For the 35S::Pto construct, the EcoRI fragment of Pto cDNA in pTC3 (Martin et al., 1993) was reversed by EcoRI digestion and religation. The resulting plasmid was used as a template for PCR amplification of the Pto cDNA with a forward primer (T₇) and a reverse primer (5'-AGAATTCACTTGTCATCGTCGTCCTTGTAATCGATAACAGACTCTTGGAG-3'). The reverse primer introduced a FLAG epitope-coding sequence fused in-frame to the C terminus of the Pto protein. It also introduced an EcoRI site after FLAG and a ClaI site at the junction of Pto and FLAG. The PCR product was digested with EcoRI and inserted into the pBluescript SK plasmid (Stratagene, La Jolla, CA) to create pBS::Pto::FLAG. Sequencing analysis confirmed that the plasmid did not carry any mutations during PCR amplification. The Pto::FLAG fragment was excised with EcoRI and reinserted into the EcoRI site of pGEM7Z(+) (Promega, Madison, WI). The resulting plasmid clone was digested with XbaI (5' to Pto::FLAG) and SacI (3' to Pto::FLAG), and the insert was ligated into the corresponding sites of pBI121 (CLONTECH). This gave rise to the 35S::Pto::FLAG construct (called 35S::Pto throughout the text). To construct 35S::Pto mutants, internal XhoI-BglII or XhoI-Bsu36I fragments carrying the mutations were excised from the respective mutant clones (from pEG202) and used to replace the corresponding wild-type Pto fragment in a modified pBS::Pto::FLAG plasmid. The modified pBS::Pto::FLAG plasmid was made by removing the Acc656I-SalI fragment from the linker, which carried an undesirable XhoI site, blunt ended by klenow fill-in, and religated. The mutant Pto::FLAG fragments were excised with EcoRV and SacI, and inserted between the SmaI and SacI sites of pBI121 to create 35S::Pto mutants.
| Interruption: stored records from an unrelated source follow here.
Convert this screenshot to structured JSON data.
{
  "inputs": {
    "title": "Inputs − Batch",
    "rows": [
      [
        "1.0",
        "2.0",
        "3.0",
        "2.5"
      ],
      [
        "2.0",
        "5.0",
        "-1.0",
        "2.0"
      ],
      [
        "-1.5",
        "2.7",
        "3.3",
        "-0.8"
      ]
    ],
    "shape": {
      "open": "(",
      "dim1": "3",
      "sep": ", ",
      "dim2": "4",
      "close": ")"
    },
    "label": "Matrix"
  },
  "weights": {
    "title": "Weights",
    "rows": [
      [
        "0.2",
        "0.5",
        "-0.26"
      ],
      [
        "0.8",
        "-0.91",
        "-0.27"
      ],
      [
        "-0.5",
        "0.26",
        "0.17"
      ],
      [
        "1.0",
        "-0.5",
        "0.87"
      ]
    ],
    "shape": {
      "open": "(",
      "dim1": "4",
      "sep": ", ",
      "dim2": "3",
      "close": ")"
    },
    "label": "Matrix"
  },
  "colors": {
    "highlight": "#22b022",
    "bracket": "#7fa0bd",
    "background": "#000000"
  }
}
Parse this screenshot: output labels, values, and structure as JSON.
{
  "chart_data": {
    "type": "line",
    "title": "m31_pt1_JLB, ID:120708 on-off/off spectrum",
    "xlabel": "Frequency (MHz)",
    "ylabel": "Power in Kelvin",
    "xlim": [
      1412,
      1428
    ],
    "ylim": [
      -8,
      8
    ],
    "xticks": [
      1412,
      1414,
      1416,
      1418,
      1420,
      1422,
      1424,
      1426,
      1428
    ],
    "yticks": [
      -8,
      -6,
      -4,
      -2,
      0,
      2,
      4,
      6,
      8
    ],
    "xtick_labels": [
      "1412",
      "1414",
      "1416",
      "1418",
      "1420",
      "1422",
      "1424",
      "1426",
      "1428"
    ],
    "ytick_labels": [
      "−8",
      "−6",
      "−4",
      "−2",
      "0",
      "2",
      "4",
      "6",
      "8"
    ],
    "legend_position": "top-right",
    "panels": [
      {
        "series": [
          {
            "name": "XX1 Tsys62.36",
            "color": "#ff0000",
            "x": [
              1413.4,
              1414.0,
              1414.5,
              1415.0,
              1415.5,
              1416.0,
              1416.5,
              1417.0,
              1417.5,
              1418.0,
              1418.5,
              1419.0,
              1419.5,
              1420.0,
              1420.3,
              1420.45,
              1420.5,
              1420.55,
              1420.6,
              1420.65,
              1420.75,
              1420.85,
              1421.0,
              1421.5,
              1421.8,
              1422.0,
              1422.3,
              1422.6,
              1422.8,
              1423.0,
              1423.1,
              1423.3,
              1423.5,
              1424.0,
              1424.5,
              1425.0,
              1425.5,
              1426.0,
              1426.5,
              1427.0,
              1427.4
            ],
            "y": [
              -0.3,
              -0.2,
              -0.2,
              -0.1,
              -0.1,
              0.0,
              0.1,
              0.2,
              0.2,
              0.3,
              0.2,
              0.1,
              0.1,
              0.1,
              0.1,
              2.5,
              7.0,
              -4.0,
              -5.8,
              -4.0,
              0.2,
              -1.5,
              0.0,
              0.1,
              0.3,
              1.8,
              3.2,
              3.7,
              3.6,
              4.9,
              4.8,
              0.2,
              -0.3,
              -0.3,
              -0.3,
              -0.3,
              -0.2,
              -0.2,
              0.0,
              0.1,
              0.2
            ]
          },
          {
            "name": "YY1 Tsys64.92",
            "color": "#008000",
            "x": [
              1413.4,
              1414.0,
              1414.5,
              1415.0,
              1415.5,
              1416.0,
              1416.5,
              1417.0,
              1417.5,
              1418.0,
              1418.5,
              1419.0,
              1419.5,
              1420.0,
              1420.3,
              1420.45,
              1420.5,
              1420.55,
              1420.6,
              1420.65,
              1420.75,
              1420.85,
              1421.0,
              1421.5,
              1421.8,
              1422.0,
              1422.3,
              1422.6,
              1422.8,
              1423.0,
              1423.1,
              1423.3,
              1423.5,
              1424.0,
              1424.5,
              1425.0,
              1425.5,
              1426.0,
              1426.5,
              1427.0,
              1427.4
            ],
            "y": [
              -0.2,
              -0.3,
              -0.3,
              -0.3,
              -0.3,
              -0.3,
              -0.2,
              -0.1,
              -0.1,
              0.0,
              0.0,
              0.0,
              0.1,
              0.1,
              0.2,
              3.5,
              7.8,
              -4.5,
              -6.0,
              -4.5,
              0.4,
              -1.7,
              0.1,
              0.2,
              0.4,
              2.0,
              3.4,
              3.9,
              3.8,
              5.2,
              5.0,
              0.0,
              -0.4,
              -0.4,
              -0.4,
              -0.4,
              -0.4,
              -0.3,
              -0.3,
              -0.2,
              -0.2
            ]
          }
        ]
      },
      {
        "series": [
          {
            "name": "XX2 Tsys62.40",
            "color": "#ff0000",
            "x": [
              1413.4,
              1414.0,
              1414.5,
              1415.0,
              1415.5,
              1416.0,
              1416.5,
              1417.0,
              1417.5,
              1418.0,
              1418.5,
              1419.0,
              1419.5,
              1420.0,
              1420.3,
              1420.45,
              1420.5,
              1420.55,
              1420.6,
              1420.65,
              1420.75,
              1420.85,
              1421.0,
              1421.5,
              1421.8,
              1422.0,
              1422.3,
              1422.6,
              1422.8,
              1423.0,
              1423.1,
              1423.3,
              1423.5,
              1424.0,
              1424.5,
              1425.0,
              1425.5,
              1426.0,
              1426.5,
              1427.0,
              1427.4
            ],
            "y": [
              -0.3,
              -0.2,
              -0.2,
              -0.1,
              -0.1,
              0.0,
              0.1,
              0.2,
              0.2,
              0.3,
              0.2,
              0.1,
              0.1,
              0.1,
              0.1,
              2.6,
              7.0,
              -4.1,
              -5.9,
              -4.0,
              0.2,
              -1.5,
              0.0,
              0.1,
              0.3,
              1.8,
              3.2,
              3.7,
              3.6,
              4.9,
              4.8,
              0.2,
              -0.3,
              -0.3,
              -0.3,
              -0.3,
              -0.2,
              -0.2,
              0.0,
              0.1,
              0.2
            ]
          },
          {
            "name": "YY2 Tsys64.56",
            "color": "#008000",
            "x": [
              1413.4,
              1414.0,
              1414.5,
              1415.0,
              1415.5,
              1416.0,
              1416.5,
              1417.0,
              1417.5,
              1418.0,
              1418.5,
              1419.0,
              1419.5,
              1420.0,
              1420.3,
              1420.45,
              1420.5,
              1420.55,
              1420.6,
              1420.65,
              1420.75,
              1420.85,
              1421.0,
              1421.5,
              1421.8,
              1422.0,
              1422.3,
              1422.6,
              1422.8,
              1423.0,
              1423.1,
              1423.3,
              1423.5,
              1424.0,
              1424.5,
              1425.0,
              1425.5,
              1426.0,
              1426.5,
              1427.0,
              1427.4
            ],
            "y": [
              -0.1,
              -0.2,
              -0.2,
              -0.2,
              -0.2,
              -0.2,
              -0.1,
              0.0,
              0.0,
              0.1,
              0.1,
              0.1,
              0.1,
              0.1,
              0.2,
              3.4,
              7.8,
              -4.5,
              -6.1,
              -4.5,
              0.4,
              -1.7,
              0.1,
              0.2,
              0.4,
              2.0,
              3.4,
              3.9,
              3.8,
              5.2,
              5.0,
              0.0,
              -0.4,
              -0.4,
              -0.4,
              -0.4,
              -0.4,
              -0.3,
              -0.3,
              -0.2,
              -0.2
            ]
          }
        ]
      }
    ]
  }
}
The resulting wild-type and mutant 35S::Pto constructs were introduced into Agrobacterium tumefaciens strain LBA4404 to transform tomato (PtoS) following standard protocols (Joao and Brown, 1993). Unless indicated otherwise, all results were collected from the second or third generation of transgenic plants that had been individually verified for the presence of transgenes by Southern-blot analysis.

SA Measurement and Microscopy

Accumulation of free SA in plants was determined as described by Li et al. (2002). Fluorescence microscopy was used to determine the accumulation of fluorescent materials in tomato leaves (Tang et al., 1999).

Northern and Reverse Northern Analyses

Six-week-old plants were either untreated or vacuum infiltrated with P. s. pv tomato strain T₁ (avrPto) at 2 × 10⁶ cfu mL¹ in the presence of 0.004% (w/v) Silwet L-77 (Osi, Danbury, CT). Expanded leaves were harvested at the indicated times for total RNA isolation. Northern-blot analysis was carried out as described by Tang et al. (1999). Reverse northern analysis was done as described using an actin cDNA clone as a constitutive control (Xiao et al., 2001).